Uma das mais recentes vítimas na capital federal é uma aposentada de 71 anos. Ela perdeu quase R$ 2 mil ao ser convencida por bandidos de que teria um valor retido em processo referente à pensão do marido falecido. Sem base para discutir questões judiciais, a idosa conseguiu a quantia com uma irmã e efetuou o pagamento. “A atendente foi muito convincente. Sabia várias informações e usou termos de difícil compreensão para pessoas que não entendem, como eu. Ela pediu os meus dados bancários para eu receber o dinheiro e, depois de me deixar impressionada com o ‘benefício’, informou que a quantia estava bloqueada e que eu precisaria efetuar o pagamento das despesas judiciais, no valor de R$ 1.680. Isso não era nada comparado ao que eu supostamente receberia”, contou.
Mais
tarde, os golpistas entraram em contato novamente e disseram que a aposentada
precisaria pagar uma importância referente a impostos. Por sorte, na ocasião, a
moradora do Sudoeste contava com a ajuda de um advogado. “Quando contei toda a
história, ele me falou que eu havia sido vítima de um golpe. Foi um baque muito
grande. Fiquei extremamente abalada e envergonhada e não tive coragem de contar
para ninguém da família. Por isso, também não quis denunciar”, revelou.
Jonatas
José Silva, delegado da Divisão de Falsificação e Defraudação (Difraudes), da
Polícia Civil do DF, explicou que os criminosos se aproveitam da ambição das
vítimas e da necessidade de receberem a quantia oferecida. “Eles exploram a
ganância das pessoas e a vontade delas em ganhar alguma coisa. Em muitos casos,
a situação é comum por envolver um momento de dificuldade”, ressaltou o
investigador.
Tecnologia
O
advogado Ronaldo Ferreira da Rocha atende vítimas desse tipo de golpe. Duas
clientes aposentadas receberam a informação de que tinham direito a receber
valores de ações judiciais. Contudo, elas precisariam fazer o pagamento das
custas processuais, algo em torno de R$ 900, para receber o valor. Uma delas
procurou o defensor após ter pago a quantia.

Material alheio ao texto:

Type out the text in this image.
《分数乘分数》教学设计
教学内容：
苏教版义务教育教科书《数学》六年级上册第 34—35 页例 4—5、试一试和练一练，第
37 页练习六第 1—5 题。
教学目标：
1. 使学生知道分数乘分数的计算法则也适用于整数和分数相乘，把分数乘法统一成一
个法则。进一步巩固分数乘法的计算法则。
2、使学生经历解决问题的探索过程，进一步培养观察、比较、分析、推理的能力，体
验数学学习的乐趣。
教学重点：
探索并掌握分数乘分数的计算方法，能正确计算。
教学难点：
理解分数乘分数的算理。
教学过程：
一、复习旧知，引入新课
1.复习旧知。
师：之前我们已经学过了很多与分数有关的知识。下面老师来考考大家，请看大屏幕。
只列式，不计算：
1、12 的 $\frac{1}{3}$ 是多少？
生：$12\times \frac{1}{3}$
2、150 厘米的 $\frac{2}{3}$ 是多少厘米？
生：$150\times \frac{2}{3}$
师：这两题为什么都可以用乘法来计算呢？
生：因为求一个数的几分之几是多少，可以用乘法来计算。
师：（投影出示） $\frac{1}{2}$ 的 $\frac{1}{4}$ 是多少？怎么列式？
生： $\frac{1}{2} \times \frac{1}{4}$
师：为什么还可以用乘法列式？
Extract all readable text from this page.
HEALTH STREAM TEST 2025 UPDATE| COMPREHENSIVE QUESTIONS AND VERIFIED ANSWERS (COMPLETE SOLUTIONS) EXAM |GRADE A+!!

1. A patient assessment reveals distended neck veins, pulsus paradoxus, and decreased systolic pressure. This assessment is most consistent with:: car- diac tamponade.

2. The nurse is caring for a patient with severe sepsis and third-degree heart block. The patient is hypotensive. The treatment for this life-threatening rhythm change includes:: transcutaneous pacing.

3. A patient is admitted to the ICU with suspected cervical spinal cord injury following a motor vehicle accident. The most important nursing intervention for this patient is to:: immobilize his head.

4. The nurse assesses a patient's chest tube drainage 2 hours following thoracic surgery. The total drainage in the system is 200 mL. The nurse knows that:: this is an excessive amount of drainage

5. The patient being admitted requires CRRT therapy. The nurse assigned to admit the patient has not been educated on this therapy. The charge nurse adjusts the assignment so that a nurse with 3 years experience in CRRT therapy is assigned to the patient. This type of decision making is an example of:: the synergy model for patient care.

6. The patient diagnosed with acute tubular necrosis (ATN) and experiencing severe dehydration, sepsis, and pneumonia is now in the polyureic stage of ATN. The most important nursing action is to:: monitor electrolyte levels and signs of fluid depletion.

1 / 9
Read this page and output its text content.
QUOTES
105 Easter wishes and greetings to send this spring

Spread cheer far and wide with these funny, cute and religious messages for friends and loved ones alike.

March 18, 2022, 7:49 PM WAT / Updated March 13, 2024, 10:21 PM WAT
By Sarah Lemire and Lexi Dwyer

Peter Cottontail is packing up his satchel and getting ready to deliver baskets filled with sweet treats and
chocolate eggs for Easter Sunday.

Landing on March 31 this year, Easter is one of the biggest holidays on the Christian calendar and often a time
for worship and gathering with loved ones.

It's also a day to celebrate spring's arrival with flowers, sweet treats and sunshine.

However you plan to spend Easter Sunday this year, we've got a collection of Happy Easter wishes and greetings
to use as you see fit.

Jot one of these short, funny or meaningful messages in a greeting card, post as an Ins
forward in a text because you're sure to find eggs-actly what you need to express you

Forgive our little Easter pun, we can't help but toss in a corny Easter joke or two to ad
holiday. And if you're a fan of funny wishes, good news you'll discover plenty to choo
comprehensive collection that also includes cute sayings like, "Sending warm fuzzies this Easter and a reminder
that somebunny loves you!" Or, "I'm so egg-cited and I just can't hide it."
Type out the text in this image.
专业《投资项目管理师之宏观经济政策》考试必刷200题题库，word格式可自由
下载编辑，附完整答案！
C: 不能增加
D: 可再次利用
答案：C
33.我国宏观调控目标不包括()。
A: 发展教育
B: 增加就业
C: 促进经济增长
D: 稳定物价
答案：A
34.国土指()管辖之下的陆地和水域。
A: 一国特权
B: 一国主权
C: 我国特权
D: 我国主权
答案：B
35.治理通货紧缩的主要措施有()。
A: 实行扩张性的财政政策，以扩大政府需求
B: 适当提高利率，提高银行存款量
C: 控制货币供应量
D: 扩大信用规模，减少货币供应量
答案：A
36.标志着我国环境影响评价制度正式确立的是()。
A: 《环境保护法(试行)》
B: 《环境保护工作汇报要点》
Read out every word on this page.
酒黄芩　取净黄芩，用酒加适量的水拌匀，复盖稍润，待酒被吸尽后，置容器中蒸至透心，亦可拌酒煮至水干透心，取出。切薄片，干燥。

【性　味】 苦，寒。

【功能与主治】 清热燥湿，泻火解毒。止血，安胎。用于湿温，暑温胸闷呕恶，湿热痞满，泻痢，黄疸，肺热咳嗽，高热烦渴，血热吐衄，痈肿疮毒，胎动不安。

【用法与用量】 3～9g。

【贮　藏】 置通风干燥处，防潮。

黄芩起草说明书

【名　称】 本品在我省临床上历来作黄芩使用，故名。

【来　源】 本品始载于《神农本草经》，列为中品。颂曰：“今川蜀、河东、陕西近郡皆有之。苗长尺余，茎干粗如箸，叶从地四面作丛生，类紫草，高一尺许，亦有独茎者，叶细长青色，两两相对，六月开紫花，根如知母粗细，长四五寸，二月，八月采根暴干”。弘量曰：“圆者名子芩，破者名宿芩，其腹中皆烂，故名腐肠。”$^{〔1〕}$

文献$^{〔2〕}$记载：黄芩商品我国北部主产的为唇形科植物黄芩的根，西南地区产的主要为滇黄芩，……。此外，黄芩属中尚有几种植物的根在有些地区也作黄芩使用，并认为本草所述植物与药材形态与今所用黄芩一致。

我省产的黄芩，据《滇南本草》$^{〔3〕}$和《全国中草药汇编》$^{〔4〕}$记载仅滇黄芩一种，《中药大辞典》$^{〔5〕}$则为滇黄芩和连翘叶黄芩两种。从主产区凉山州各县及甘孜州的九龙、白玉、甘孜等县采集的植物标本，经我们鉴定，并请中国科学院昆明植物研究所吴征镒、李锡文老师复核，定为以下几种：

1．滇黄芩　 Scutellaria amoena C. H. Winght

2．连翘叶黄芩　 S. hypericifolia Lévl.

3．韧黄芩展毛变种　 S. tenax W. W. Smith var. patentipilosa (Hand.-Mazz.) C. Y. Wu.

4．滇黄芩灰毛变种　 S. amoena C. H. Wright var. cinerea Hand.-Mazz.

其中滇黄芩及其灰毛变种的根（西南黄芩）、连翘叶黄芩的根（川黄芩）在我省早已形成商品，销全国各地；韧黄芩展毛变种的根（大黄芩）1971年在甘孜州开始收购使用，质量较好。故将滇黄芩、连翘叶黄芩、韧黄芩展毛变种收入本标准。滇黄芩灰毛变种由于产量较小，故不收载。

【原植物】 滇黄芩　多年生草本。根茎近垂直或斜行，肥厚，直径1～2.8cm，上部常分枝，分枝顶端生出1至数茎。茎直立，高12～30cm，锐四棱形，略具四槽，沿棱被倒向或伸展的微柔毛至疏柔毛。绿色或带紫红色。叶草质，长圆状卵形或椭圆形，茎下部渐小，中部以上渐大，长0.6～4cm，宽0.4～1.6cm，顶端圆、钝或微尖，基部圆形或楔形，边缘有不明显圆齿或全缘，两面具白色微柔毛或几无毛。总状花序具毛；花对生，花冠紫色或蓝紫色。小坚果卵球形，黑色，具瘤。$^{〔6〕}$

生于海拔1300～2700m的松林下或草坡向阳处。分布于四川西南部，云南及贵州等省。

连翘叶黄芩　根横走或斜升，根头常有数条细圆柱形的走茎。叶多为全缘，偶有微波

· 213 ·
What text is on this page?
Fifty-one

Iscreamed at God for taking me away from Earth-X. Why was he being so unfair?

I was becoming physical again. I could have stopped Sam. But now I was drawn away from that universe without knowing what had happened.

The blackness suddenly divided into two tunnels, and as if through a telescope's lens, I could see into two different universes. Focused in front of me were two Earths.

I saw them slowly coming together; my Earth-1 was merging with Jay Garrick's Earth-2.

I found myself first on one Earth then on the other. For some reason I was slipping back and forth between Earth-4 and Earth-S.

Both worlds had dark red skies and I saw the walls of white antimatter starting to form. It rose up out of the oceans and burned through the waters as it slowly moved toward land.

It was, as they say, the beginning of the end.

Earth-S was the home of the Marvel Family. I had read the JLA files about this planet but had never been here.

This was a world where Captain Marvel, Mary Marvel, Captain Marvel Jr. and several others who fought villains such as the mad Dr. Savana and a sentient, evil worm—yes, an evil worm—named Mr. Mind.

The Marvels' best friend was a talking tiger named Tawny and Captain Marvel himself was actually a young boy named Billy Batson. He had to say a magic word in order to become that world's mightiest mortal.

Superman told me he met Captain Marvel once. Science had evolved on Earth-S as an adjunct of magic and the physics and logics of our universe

“Obviamente, ela não recebeu nada. Quando tentei
contato por meio do telefone utilizado para falar com a vítima, uma pessoa se
identificou como Paulo e disse que o número era de uma residência particular
havia mais de 18 anos”, afirmou Ronaldo. Apesar disso, o advogado ouviu uma voz
feminina ao fundo da conversa. Segundo ela, a mulher orientava alguém que
parecia ser outra possível vítima do esquema.
O
delegado Jonatas alertou que o fato de o telefone ter um número fixo ou o código
do DF (61) não significaria, necessariamente, que a ligação seja originária
daqui. “Esses criminosos, geralmente, fazem o uso de Voip (tecnologia que
permite fazer ligações pela internet) e compram números telefônicos de vários
estados. Ele pode estar no Paraná com o DDD do DF, por exemplo. Por isso, os
cidadãos devem ficar atentos ao atender ligações de números desconhecidos,
sejam da própria cidade, sejam de fora”, esclareceu.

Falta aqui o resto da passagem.